Cindy Baum-Baicker
Cindy Baum-Baicker
(In April of 2010, I had the rare opportunity of participating in a lengthy conversation with Hedda Bolgar and Bert Karon at the Division 39 Meeting. I taped that conversation. Here are three jewels, three glimpses of Bert Karon: The Educator, The Clinician, and The Human Being)
The Educator:
I treat grad students differently from the way most people in my department treat them. And basically, there are four principles: 1) the grad student is just like you and me, except that they’re younger so they haven’t done as much, and they haven’t read as much. 2) Teach ‘em what you know. You can’t teach what you don’t know and if you don’t teach what you know, you’re cheating them. And furthermore, if you’ve done anything original let them know about it so they will, by identification, pick up the excitement of doing things that are original. Thirdly, get them to take their own work seriously. Their own research is as good as anybody else’s and they know what’s right and wrong about it. Their own clinical observations are just as valid as mine or Sigmund Freud’s. Get them to take it seriously and get them to take their own ideas seriously. And then fourthly, if they’re bright, get out of their way.
The Clinician:
It’s based on Tomkin’s ideas of memory. When people give up smoking, they don’t have the smell or feel or taste of a cigarette. If you don’t, If you experience something in a complex context, and never again, the next time you experience it, you tend to re-experience the whole context. So when they give up smoking they don’t have any of those things, then when they, the next time one way or another they smell or taste or feel a cigarette -the urge to smoke is all back. So what you gotta do is get them to give it up while they have it and the key is very simple,…you buy your cigarettes every morning, whatever your usual dose is, whenever you want a cigarette, you take it, you light it up, you get it going and you put it out immediately. And you can go take another one right away if you want.

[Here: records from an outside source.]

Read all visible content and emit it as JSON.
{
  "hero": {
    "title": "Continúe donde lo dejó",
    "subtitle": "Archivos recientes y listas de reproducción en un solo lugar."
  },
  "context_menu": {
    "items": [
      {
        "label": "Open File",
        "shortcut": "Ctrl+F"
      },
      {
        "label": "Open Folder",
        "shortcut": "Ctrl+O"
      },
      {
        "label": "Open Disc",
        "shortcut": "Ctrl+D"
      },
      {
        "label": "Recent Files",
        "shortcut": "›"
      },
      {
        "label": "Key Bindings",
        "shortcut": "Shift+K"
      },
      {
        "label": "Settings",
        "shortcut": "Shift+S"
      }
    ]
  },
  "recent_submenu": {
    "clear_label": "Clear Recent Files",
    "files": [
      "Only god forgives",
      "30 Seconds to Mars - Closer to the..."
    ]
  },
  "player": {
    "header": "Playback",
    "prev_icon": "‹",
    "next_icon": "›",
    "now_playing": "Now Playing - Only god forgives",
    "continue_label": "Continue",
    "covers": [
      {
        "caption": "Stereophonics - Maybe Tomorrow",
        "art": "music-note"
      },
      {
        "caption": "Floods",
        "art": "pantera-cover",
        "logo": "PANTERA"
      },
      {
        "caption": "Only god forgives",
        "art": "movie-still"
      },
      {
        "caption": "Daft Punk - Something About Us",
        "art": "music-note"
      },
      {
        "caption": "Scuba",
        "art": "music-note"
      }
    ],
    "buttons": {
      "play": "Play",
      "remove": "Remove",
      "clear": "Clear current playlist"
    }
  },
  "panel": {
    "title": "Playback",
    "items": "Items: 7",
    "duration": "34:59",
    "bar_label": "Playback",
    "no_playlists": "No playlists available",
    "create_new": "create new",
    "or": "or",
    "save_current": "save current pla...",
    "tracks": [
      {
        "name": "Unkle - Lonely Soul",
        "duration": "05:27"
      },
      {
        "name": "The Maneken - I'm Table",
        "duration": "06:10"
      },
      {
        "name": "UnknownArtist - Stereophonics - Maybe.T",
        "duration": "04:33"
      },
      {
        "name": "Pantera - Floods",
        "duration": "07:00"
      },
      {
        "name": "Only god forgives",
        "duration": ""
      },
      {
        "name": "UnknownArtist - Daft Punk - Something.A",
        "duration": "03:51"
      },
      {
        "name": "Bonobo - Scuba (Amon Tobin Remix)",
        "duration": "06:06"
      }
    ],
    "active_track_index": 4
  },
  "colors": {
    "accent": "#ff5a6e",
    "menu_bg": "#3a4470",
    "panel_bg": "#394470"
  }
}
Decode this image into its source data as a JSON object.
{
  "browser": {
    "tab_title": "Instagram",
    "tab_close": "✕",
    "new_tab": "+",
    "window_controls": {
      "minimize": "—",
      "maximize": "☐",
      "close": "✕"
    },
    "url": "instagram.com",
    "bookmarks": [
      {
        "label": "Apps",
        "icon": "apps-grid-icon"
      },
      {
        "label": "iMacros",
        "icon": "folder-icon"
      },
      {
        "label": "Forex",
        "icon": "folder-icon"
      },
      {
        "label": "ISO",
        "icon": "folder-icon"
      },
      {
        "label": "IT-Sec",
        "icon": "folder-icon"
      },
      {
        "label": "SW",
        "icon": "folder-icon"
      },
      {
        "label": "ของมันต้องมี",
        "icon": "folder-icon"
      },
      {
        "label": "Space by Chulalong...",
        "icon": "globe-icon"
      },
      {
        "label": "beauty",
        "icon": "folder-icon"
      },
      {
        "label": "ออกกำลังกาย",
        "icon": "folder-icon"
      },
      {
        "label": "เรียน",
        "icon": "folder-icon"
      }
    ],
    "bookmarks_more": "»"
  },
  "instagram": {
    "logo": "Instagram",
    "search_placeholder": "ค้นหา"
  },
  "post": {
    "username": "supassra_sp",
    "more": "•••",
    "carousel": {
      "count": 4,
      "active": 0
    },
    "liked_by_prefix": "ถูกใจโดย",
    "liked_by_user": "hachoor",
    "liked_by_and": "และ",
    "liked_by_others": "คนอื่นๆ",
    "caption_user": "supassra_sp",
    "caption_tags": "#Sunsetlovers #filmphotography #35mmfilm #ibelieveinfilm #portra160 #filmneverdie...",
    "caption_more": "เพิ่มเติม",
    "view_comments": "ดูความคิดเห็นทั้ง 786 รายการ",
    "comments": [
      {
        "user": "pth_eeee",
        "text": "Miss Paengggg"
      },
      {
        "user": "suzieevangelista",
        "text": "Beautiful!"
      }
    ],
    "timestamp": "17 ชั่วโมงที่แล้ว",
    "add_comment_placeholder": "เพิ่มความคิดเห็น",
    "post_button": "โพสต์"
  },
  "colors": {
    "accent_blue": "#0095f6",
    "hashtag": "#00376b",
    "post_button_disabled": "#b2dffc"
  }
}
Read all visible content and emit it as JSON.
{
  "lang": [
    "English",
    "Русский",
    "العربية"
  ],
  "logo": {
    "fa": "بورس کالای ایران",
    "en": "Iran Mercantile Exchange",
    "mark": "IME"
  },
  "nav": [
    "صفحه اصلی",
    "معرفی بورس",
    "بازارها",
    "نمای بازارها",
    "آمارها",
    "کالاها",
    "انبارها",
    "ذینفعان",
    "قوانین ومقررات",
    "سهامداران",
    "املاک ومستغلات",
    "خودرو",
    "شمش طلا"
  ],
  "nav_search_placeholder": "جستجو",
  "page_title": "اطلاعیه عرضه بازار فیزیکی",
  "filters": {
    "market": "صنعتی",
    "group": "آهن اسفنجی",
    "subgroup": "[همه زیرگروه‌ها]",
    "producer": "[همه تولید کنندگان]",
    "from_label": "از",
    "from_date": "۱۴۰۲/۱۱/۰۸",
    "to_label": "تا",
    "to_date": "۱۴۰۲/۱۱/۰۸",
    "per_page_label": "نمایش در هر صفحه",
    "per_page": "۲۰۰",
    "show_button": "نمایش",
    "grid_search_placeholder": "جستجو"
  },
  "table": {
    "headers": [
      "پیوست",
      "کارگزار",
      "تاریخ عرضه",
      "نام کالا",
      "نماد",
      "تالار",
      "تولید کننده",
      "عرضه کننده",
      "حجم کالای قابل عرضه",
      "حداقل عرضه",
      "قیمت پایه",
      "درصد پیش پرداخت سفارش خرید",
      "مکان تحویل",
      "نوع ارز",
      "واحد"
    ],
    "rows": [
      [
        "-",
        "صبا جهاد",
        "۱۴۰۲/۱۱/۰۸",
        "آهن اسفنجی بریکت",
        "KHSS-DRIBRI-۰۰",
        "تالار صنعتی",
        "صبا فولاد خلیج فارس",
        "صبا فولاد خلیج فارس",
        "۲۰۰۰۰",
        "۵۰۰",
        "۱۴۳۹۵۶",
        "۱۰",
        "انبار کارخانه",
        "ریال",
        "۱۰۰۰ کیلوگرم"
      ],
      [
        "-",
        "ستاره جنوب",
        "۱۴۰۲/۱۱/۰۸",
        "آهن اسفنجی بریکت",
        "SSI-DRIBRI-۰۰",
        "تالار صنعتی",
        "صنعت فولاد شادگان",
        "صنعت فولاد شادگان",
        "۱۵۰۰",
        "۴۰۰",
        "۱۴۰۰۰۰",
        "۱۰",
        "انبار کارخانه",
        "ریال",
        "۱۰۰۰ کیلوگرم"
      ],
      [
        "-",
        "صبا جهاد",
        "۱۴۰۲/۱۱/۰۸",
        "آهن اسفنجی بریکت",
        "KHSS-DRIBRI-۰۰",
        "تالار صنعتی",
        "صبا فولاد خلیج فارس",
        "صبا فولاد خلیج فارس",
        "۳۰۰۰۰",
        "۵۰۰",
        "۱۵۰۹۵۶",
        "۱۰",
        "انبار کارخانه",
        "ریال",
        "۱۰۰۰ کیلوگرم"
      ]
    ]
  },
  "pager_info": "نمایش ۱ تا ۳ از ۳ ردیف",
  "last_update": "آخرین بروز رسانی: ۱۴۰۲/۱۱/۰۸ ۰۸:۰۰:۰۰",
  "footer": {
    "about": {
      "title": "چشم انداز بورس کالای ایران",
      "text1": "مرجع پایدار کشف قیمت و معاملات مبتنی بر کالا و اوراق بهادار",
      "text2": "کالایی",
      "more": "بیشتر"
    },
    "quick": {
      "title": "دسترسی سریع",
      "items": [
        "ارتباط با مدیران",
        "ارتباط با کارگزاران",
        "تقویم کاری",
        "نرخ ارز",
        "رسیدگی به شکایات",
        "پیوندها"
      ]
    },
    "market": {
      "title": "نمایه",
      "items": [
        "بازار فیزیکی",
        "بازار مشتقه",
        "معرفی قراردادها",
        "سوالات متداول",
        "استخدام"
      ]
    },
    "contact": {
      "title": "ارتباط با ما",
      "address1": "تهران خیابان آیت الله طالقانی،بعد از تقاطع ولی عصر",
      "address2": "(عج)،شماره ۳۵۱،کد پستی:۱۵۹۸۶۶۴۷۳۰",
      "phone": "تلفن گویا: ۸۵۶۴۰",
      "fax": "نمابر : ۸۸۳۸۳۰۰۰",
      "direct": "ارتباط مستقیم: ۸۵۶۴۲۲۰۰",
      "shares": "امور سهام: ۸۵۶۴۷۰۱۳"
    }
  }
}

CB-B: Hah. That’s interesting. Do you puff at all?
BK: Just to get it going. That’s all. You will forget, of course, that you, and when you remember you smoke one more cigarette and now that you remember put it out. If you do this for a month, probably less, you’ll be cured. And, you’re not subject to, you don’t relapse. Cause when you get close to smoking is when you remember you’ve stopped.
The Human Being:
This part of the conversation was about Hedda Bolgar’s 100th birthday party (which occurred after Bert’s accident):
HB: And I sent you an invitation, but I didn’t really send you one, it’s on my desk. I could not do it. I could not do it.
BK: Well, like I say, I’m, ya know...things are getting better but awfully slow and nobody can tell me how far I’ll get better or, what time I’ll get better.
HB: Like analysis.
(LAUGHTER)
BK: As a matter of fact, psychoanalysis is a model for life.
HB: Exactly, I mean that’s what somebody in analysis would say.
CB-B: Absolutely. It’s exactly what somebody would say.
BK: My analysis took an awfully long time and I wouldn’t give up a month of it.
CB-B: Use it as a model for what’s happened. That’s very wise.